On 7/11/2008, at 11:33 PM, Christoph Scherber wrote:

Dear all,

I would like to get standard errors (or confidence intervals) for *predicted* values from an nls fit.

I have tried to implement code from p.225 in MASS (bootstrapping a nls fit), but this gives only the confidence intervals of the parameter estimates, but not an overall confidence interval for the
predicted value(s):

puro1<-nls(rate~a*conc/(b+conc), data=Puromycin[1:12,], start=list (a=200, b=1)) #set up nls model

# assume only one predicted value is obtained using predict (puro1,list(conc=0.02)):

st=cbind(Puromycin[1:12,],fit=predict(puro1,list(conc=0.02)))

puro.bf=function(rs,i){
        st$rate=st$fit+rs[i]
        coef(nls(rate~a*conc/(b+conc), st, start=coef(puro1)))
}

rs=scale(resid(puro1),scale=F)
(puro.boot=boot(rs,puro.bf,R=100))

boot.ci(puro.boot,index=1,type=c("norm"))
boot.ci$t0
boot.ci$norm
###

How do I have to change the code to get the c.i. for the predicted value?



First: What you want is ***NOT*** a confidence interval, it is a prediction
interval.

There are in effect two components --- a ``confidence part'' and a ``predict a new
observation'' part.

The ``confidence part'' is actually the stumbling block.

You are fitting a model

        Y = f(x,theta) + E

where the function f() is non-linear in theta.
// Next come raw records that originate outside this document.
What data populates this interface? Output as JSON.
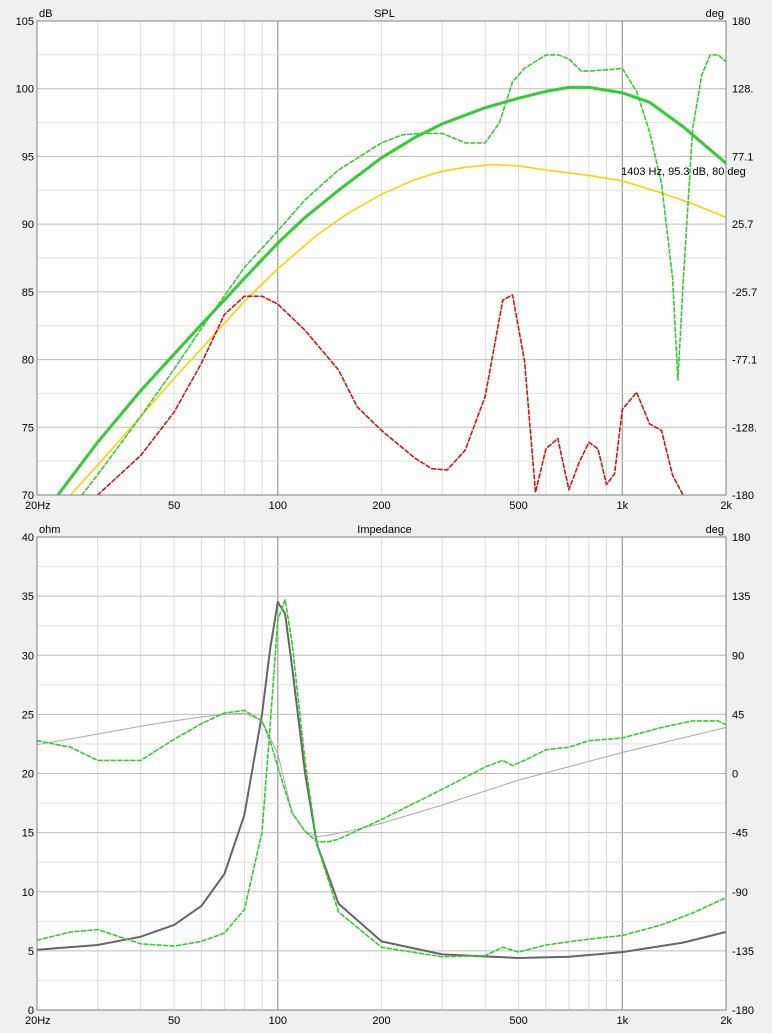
{
  "chart_data": [
    {
      "type": "line",
      "title": "SPL",
      "xlabel": "",
      "ylabel": "dB",
      "y2label": "deg",
      "xscale": "log",
      "xlim": [
        20,
        2000
      ],
      "ylim": [
        70,
        105
      ],
      "y2lim": [
        -180,
        180
      ],
      "grid": true,
      "x_ticks": [
        {
          "v": 20,
          "label": "20Hz"
        },
        {
          "v": 50,
          "label": "50"
        },
        {
          "v": 100,
          "label": "100"
        },
        {
          "v": 200,
          "label": "200"
        },
        {
          "v": 500,
          "label": "500"
        },
        {
          "v": 1000,
          "label": "1k"
        },
        {
          "v": 2000,
          "label": "2k"
        }
      ],
      "y_ticks": [
        {
          "v": 70,
          "label": "70"
        },
        {
          "v": 75,
          "label": "75"
        },
        {
          "v": 80,
          "label": "80"
        },
        {
          "v": 85,
          "label": "85"
        },
        {
          "v": 90,
          "label": "90"
        },
        {
          "v": 95,
          "label": "95"
        },
        {
          "v": 100,
          "label": "100"
        },
        {
          "v": 105,
          "label": "105"
        }
      ],
      "y2_ticks": [
        {
          "v": -180,
          "label": "-180"
        },
        {
          "v": -128.6,
          "label": "-128."
        },
        {
          "v": -77.1,
          "label": "-77.1"
        },
        {
          "v": -25.7,
          "label": "-25.7"
        },
        {
          "v": 25.7,
          "label": "25.7"
        },
        {
          "v": 77.1,
          "label": "77.1"
        },
        {
          "v": 128.6,
          "label": "128."
        },
        {
          "v": 180,
          "label": "180"
        }
      ],
      "annotation": "1403 Hz, 95.3 dB, 80 deg",
      "series": [
        {
          "color": "#ffd200",
          "axis": "left",
          "style": "solid",
          "width": 1.6,
          "x": [
            25,
            30,
            40,
            50,
            60,
            80,
            100,
            130,
            160,
            200,
            250,
            300,
            350,
            420,
            500,
            600,
            800,
            1000,
            1300,
            1600,
            2000
          ],
          "y": [
            70,
            72.2,
            75.8,
            78.6,
            80.8,
            84.3,
            86.7,
            89.2,
            90.8,
            92.2,
            93.3,
            93.9,
            94.2,
            94.4,
            94.3,
            94.0,
            93.6,
            93.2,
            92.3,
            91.5,
            90.5
          ]
        },
        {
          "color": "#33cc33",
          "axis": "left",
          "style": "solid",
          "width": 3,
          "x": [
            23,
            30,
            40,
            50,
            60,
            70,
            80,
            100,
            120,
            150,
            200,
            250,
            300,
            400,
            500,
            600,
            700,
            800,
            1000,
            1200,
            1500,
            2000
          ],
          "y": [
            70,
            73.9,
            77.7,
            80.4,
            82.6,
            84.4,
            86.0,
            88.6,
            90.5,
            92.5,
            94.9,
            96.4,
            97.4,
            98.6,
            99.3,
            99.8,
            100.1,
            100.1,
            99.7,
            99.0,
            97.2,
            94.5
          ]
        },
        {
          "color": "#33cc33",
          "axis": "left",
          "style": "dashed",
          "width": 1.6,
          "x": [
            27,
            30,
            40,
            50,
            60,
            80,
            100,
            120,
            150,
            200,
            230,
            260,
            300,
            350,
            400,
            440,
            480,
            520,
            600,
            650,
            700,
            760,
            800,
            900,
            1000,
            1100,
            1200,
            1300,
            1400,
            1450,
            1500,
            1600,
            1700,
            1800,
            1900,
            2000
          ],
          "y": [
            70,
            71.5,
            75.8,
            79.3,
            82.3,
            86.8,
            89.5,
            91.8,
            94.0,
            96.0,
            96.6,
            96.7,
            96.7,
            96.0,
            96.0,
            97.5,
            100.5,
            101.5,
            102.5,
            102.5,
            102.2,
            101.3,
            101.3,
            101.4,
            101.5,
            99.8,
            96.8,
            93.0,
            86.0,
            78.5,
            85.5,
            97.0,
            101.0,
            102.5,
            102.5,
            102.0
          ]
        },
        {
          "color": "#dd1111",
          "axis": "right",
          "style": "dashed",
          "width": 1.6,
          "x": [
            30,
            40,
            50,
            60,
            70,
            80,
            90,
            100,
            120,
            150,
            170,
            200,
            250,
            280,
            310,
            350,
            400,
            450,
            480,
            520,
            560,
            600,
            650,
            700,
            750,
            800,
            850,
            900,
            950,
            1000,
            1100,
            1200,
            1300,
            1400,
            1500
          ],
          "y": [
            -180,
            -150,
            -117,
            -80,
            -43,
            -29,
            -29,
            -35,
            -55,
            -85,
            -113,
            -131,
            -152,
            -160,
            -161,
            -146,
            -105,
            -32,
            -28,
            -78,
            -178,
            -145,
            -137,
            -176,
            -155,
            -140,
            -145,
            -172,
            -164,
            -115,
            -102,
            -126,
            -131,
            -165,
            -180
          ]
        }
      ]
    },
    {
      "type": "line",
      "title": "Impedance",
      "xlabel": "",
      "ylabel": "ohm",
      "y2label": "deg",
      "xscale": "log",
      "xlim": [
        20,
        2000
      ],
      "ylim": [
        0,
        40
      ],
      "y2lim": [
        -180,
        180
      ],
      "grid": true,
      "x_ticks": [
        {
          "v": 20,
          "label": "20Hz"
        },
        {
          "v": 50,
          "label": "50"
        },
        {
          "v": 100,
          "label": "100"
        },
        {
          "v": 200,
          "label": "200"
        },
        {
          "v": 500,
          "label": "500"
        },
        {
          "v": 1000,
          "label": "1k"
        },
        {
          "v": 2000,
          "label": "2k"
        }
      ],
      "y_ticks": [
        {
          "v": 0,
          "label": "0"
        },
        {
          "v": 5,
          "label": "5"
        },
        {
          "v": 10,
          "label": "10"
        },
        {
          "v": 15,
          "label": "15"
        },
        {
          "v": 20,
          "label": "20"
        },
        {
          "v": 25,
          "label": "25"
        },
        {
          "v": 30,
          "label": "30"
        },
        {
          "v": 35,
          "label": "35"
        },
        {
          "v": 40,
          "label": "40"
        }
      ],
      "y2_ticks": [
        {
          "v": -180,
          "label": "-180"
        },
        {
          "v": -135,
          "label": "-135"
        },
        {
          "v": -90,
          "label": "-90"
        },
        {
          "v": -45,
          "label": "-45"
        },
        {
          "v": 0,
          "label": "0"
        },
        {
          "v": 45,
          "label": "45"
        },
        {
          "v": 90,
          "label": "90"
        },
        {
          "v": 135,
          "label": "135"
        },
        {
          "v": 180,
          "label": "180"
        }
      ],
      "series": [
        {
          "color": "#aaaaaa",
          "axis": "right",
          "style": "solid",
          "width": 1,
          "x": [
            20,
            30,
            40,
            50,
            60,
            70,
            80,
            90,
            100,
            110,
            120,
            130,
            140,
            160,
            200,
            300,
            500,
            1000,
            2000
          ],
          "y": [
            22,
            30,
            36,
            40,
            43,
            45,
            46,
            40,
            15,
            -30,
            -44,
            -48,
            -47,
            -44,
            -38,
            -24,
            -5,
            16,
            35
          ]
        },
        {
          "color": "#666666",
          "axis": "left",
          "style": "solid",
          "width": 2,
          "x": [
            20,
            30,
            40,
            50,
            60,
            70,
            80,
            90,
            95,
            100,
            105,
            110,
            120,
            130,
            150,
            200,
            300,
            500,
            700,
            1000,
            1500,
            2000
          ],
          "y": [
            5.1,
            5.5,
            6.2,
            7.2,
            8.8,
            11.5,
            16.5,
            25,
            30.5,
            34.5,
            33.5,
            29,
            20,
            14,
            9,
            5.8,
            4.7,
            4.4,
            4.5,
            4.9,
            5.7,
            6.6
          ]
        },
        {
          "color": "#33cc33",
          "axis": "left",
          "style": "dashed",
          "width": 1.6,
          "x": [
            20,
            25,
            30,
            40,
            50,
            60,
            70,
            80,
            90,
            95,
            100,
            105,
            110,
            120,
            130,
            150,
            200,
            300,
            400,
            450,
            500,
            600,
            800,
            1000,
            1300,
            1600,
            2000
          ],
          "y": [
            5.9,
            6.6,
            6.8,
            5.6,
            5.4,
            5.8,
            6.5,
            8.5,
            15,
            24,
            33,
            34.7,
            31,
            21,
            14,
            8.3,
            5.3,
            4.5,
            4.6,
            5.3,
            4.9,
            5.5,
            6.0,
            6.3,
            7.2,
            8.2,
            9.5
          ]
        },
        {
          "color": "#33cc33",
          "axis": "right",
          "style": "dashed",
          "width": 1.6,
          "x": [
            20,
            25,
            30,
            40,
            50,
            60,
            70,
            80,
            90,
            95,
            100,
            110,
            120,
            130,
            140,
            150,
            200,
            300,
            400,
            450,
            480,
            520,
            600,
            700,
            800,
            1000,
            1300,
            1600,
            1900,
            2000
          ],
          "y": [
            25,
            20,
            10,
            10,
            26,
            38,
            46,
            48,
            40,
            25,
            5,
            -30,
            -44,
            -52,
            -52,
            -50,
            -35,
            -12,
            5,
            10,
            6,
            10,
            18,
            20,
            25,
            27,
            35,
            40,
            40,
            37
          ]
        }
      ]
    }
  ]
}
You are probably willing to assume that
the E_i are i.i.d. Gaussian, mean 0, standard deviation sigma.

The nls fit gives you an estmate of theta and of the standard error in this estimate.
It also gives you an estimate of sigma.

A 95% confidence level *prediction interval* for a new value of Y at a given value of x
is given (if the sample size is fairly large) by

        f(x,theta-hat) +/- 1.96 * sqrt( (SE-fit)^2 + s^2 )

where s^2 is your (readily available) estimate of sigma^2 and SE-fit is the estimate of the standard error of f(x,theta-hat). The problem is that SE-fit is *not* readily available (even though the standard errors of theta-hat *are*) since f () is non-linear
in theta.

As was previously discussed in this thread, the ``usual'' method of getting at SE-fit is the so-called ``delta method'' and as Professor Ripley has pointed out this is in
general insufficiently accurate to be really useful.

Bootstrapping has been suggested as an alternative approach to getting at SE-fit.

To use boot-strapping for this you must calculate and retain f (x,theta-hat*) for each bootstrap sample and then calculate the standard error of the values of f (x,theta-hat*). (This is probably somewhat naive --- there may be subtleties here that I've overlooked and more sophisticated steps that one can take to address these subtleties. I am definitely not an expert on bootstrapping, so look elsewhere for better advice here.)

If your sample size is ``reasonably large'' then it is ``reasonably safe'' to assume that SE-fit is small (negligible) in comparison with s and can be ignored, i.e. set to 0. This is the approach that is (almost?) universally adopted in constructing prediction
intervals in (ARMA) time series analysis.